# Morgan and Hobbes PLAY! (DUW)



## Poppyseed (Feb 1, 2007)

I have to have two seperate play times. One for Morgiehobbes (their names morph into one super rat lol) and another for BastianBert or Bertiebastian.

For now, here are some fun pics of Morgiehobbes's Rat Fun and Fantastic Play Time!

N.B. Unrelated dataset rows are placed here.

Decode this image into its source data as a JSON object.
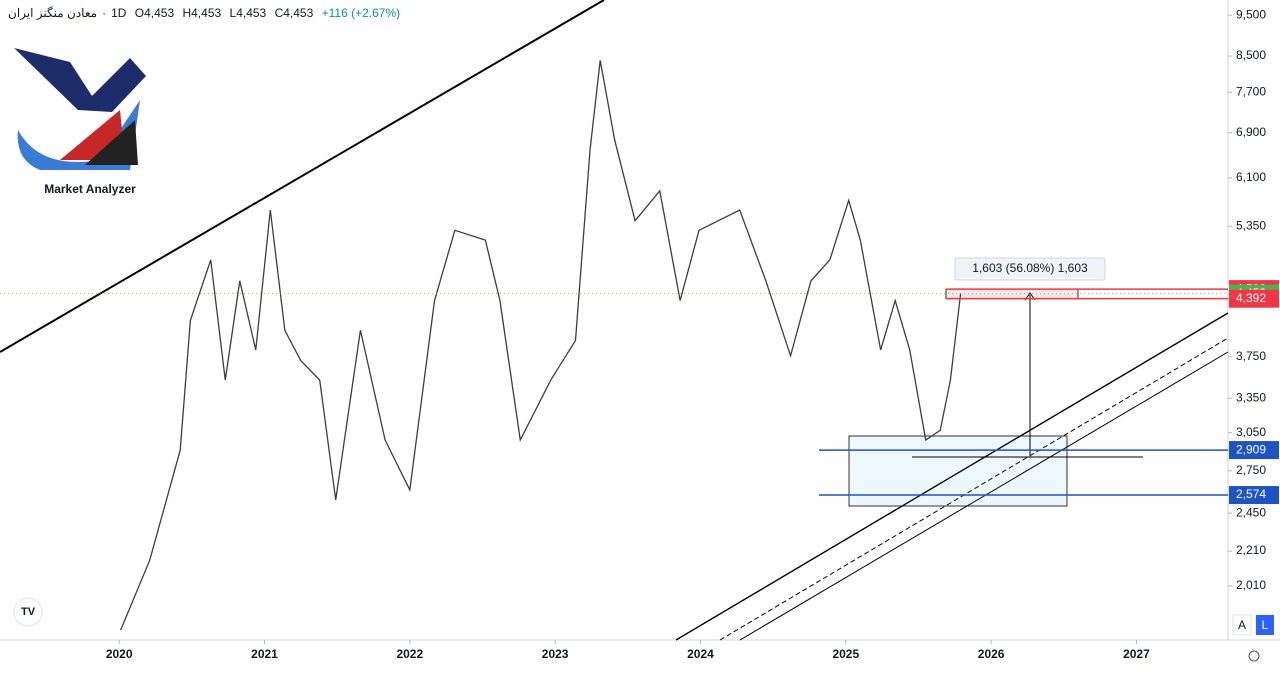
{
  "chart_data": {
    "type": "line",
    "header": {
      "symbol": "معادن منگنز ایران",
      "interval": "1D",
      "open": "O4,453",
      "high": "H4,453",
      "low": "L4,453",
      "close": "C4,453",
      "change": "+116 (+2.67%)"
    },
    "logo_text": "Market Analyzer",
    "measure_label": "1,603 (56.08%) 1,603",
    "scale_buttons": [
      "A",
      "L"
    ],
    "x": [
      2020.01,
      2020.21,
      2020.42,
      2020.49,
      2020.63,
      2020.73,
      2020.83,
      2020.94,
      2021.04,
      2021.14,
      2021.25,
      2021.38,
      2021.49,
      2021.66,
      2021.83,
      2022.0,
      2022.17,
      2022.31,
      2022.52,
      2022.62,
      2022.76,
      2022.97,
      2023.14,
      2023.24,
      2023.31,
      2023.41,
      2023.55,
      2023.72,
      2023.86,
      2023.99,
      2024.27,
      2024.45,
      2024.62,
      2024.76,
      2024.89,
      2025.02,
      2025.1,
      2025.24,
      2025.34,
      2025.44,
      2025.55,
      2025.65,
      2025.72,
      2025.79
    ],
    "series": [
      {
        "color": "#3d3d3d",
        "values": [
          1782,
          2155,
          2908,
          4140,
          4880,
          3520,
          4610,
          3820,
          5590,
          4030,
          3710,
          3520,
          2540,
          4030,
          2990,
          2610,
          4370,
          5290,
          5150,
          4370,
          2990,
          3520,
          3920,
          6580,
          8400,
          6760,
          5430,
          5890,
          4370,
          5290,
          5590,
          4610,
          3760,
          4610,
          4880,
          5740,
          5150,
          3820,
          4370,
          3820,
          2990,
          3070,
          3520,
          4453
        ]
      }
    ],
    "log_scale": true,
    "xlim": [
      2019.18,
      2027.63
    ],
    "xticks": [
      2020,
      2021,
      2022,
      2023,
      2024,
      2025,
      2026,
      2027
    ],
    "ylim": [
      1735,
      9900
    ],
    "yticks": [
      {
        "value": 9500,
        "label": "9,500"
      },
      {
        "value": 8500,
        "label": "8,500"
      },
      {
        "value": 7700,
        "label": "7,700"
      },
      {
        "value": 6900,
        "label": "6,900"
      },
      {
        "value": 6100,
        "label": "6,100"
      },
      {
        "value": 5350,
        "label": "5,350"
      },
      {
        "value": 3750,
        "label": "3,750"
      },
      {
        "value": 3350,
        "label": "3,350"
      },
      {
        "value": 3050,
        "label": "3,050"
      },
      {
        "value": 2750,
        "label": "2,750"
      },
      {
        "value": 2450,
        "label": "2,450"
      },
      {
        "value": 2210,
        "label": "2,210"
      },
      {
        "value": 2010,
        "label": "2,010"
      }
    ],
    "price_labels": [
      {
        "value": 4508,
        "label": "4,508",
        "color": "#f23645"
      },
      {
        "value": 4453,
        "label": "4,453",
        "color": "#4caf50"
      },
      {
        "value": 4392,
        "label": "4,392",
        "color": "#f23645"
      },
      {
        "value": 2909,
        "label": "2,909",
        "color": "#1e53c4"
      },
      {
        "value": 2574,
        "label": "2,574",
        "color": "#1e53c4"
      }
    ]
  }
}
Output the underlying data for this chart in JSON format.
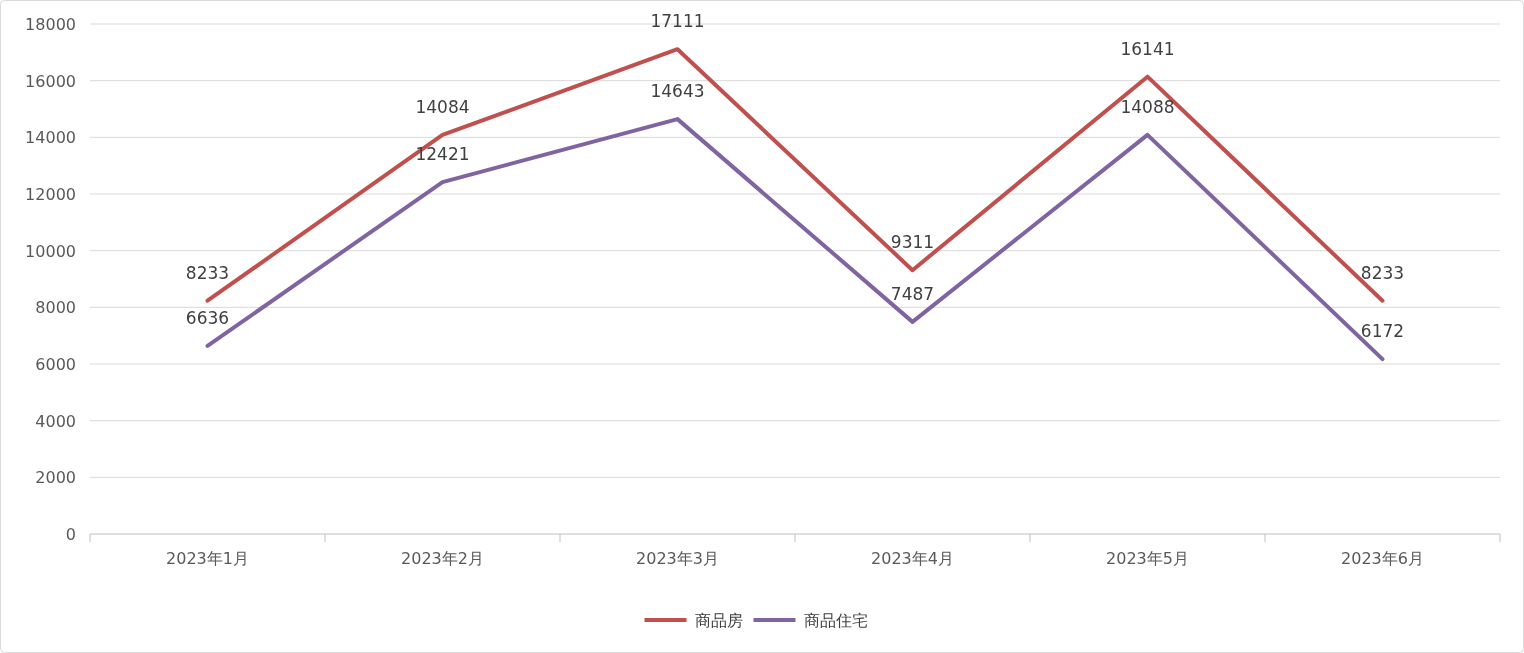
{
  "chart_data": {
    "type": "line",
    "categories": [
      "2023年1月",
      "2023年2月",
      "2023年3月",
      "2023年4月",
      "2023年5月",
      "2023年6月"
    ],
    "series": [
      {
        "name": "商品房",
        "color": "#c0504d",
        "values": [
          8233,
          14084,
          17111,
          9311,
          16141,
          8233
        ]
      },
      {
        "name": "商品住宅",
        "color": "#8064a2",
        "values": [
          6636,
          12421,
          14643,
          7487,
          14088,
          6172
        ]
      }
    ],
    "ylim": [
      0,
      18000
    ],
    "yticks": [
      0,
      2000,
      4000,
      6000,
      8000,
      10000,
      12000,
      14000,
      16000,
      18000
    ],
    "grid": "y",
    "legend": "bottom",
    "data_labels": true,
    "marker": "none",
    "line_style": "solid"
  }
}
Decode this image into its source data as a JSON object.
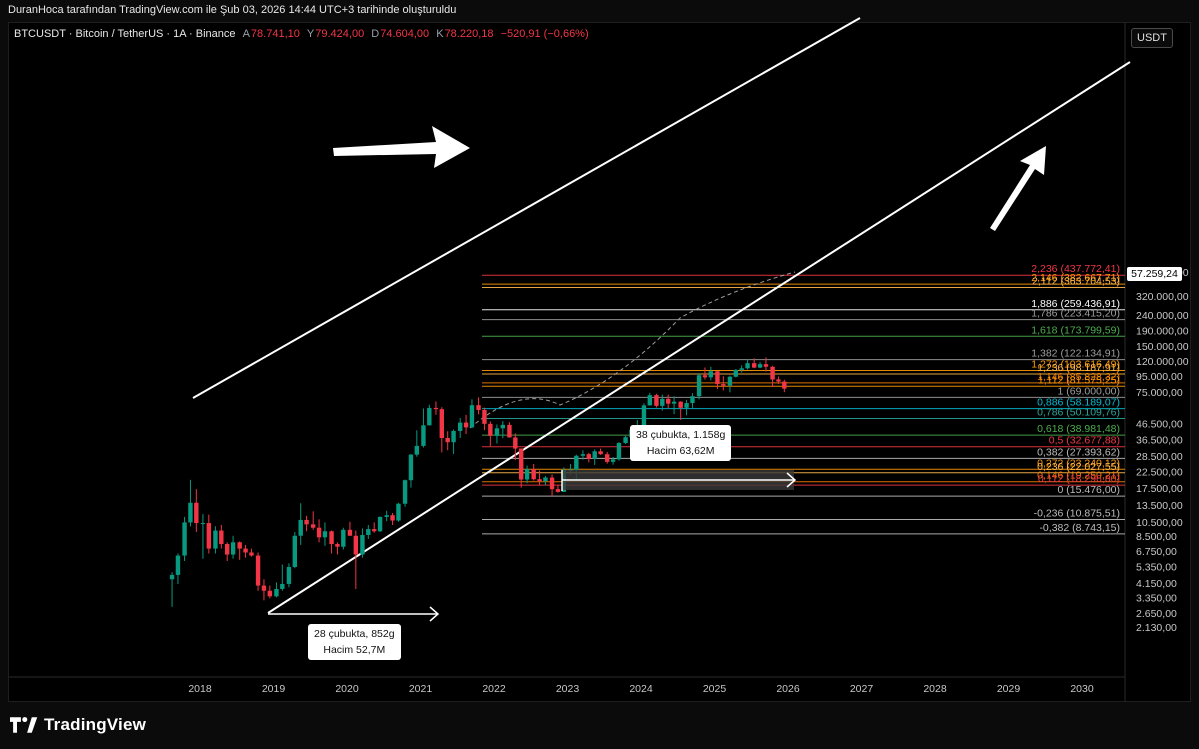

I LOVE that one! FLY AWAY!!
























Hobbes: Howdja get up there Morgan?!








Hobbes being a sweet heart








Morgan and Hobbes useing mom as a jungle gym

































I love these boys! They are just full of p!ss and vinegar lol


----------



## OnlyOno (Apr 4, 2007)

in that third to last pic, why does his face look so poofy? lol, your ratties are adorable nonetheless.


----------



## Poppyseed (Feb 1, 2007)

I think it's an optical illusion of the white markings. They curve up making it appear like his cheeks are poof and Micky Mouse like. That and he has a very prominent and very manly jaw bone. His body structure is very Manrattly don't you think?


----------



## Inesita (Feb 18, 2007)

Aw, they're cute!


----------



## naeby (Aug 2, 2007)

Very manrattly. He's like the Bruce Campbell of ratties :lol:


----------



## chrisstrikeagain (Apr 10, 2007)

They are huge!! and very cute =]


----------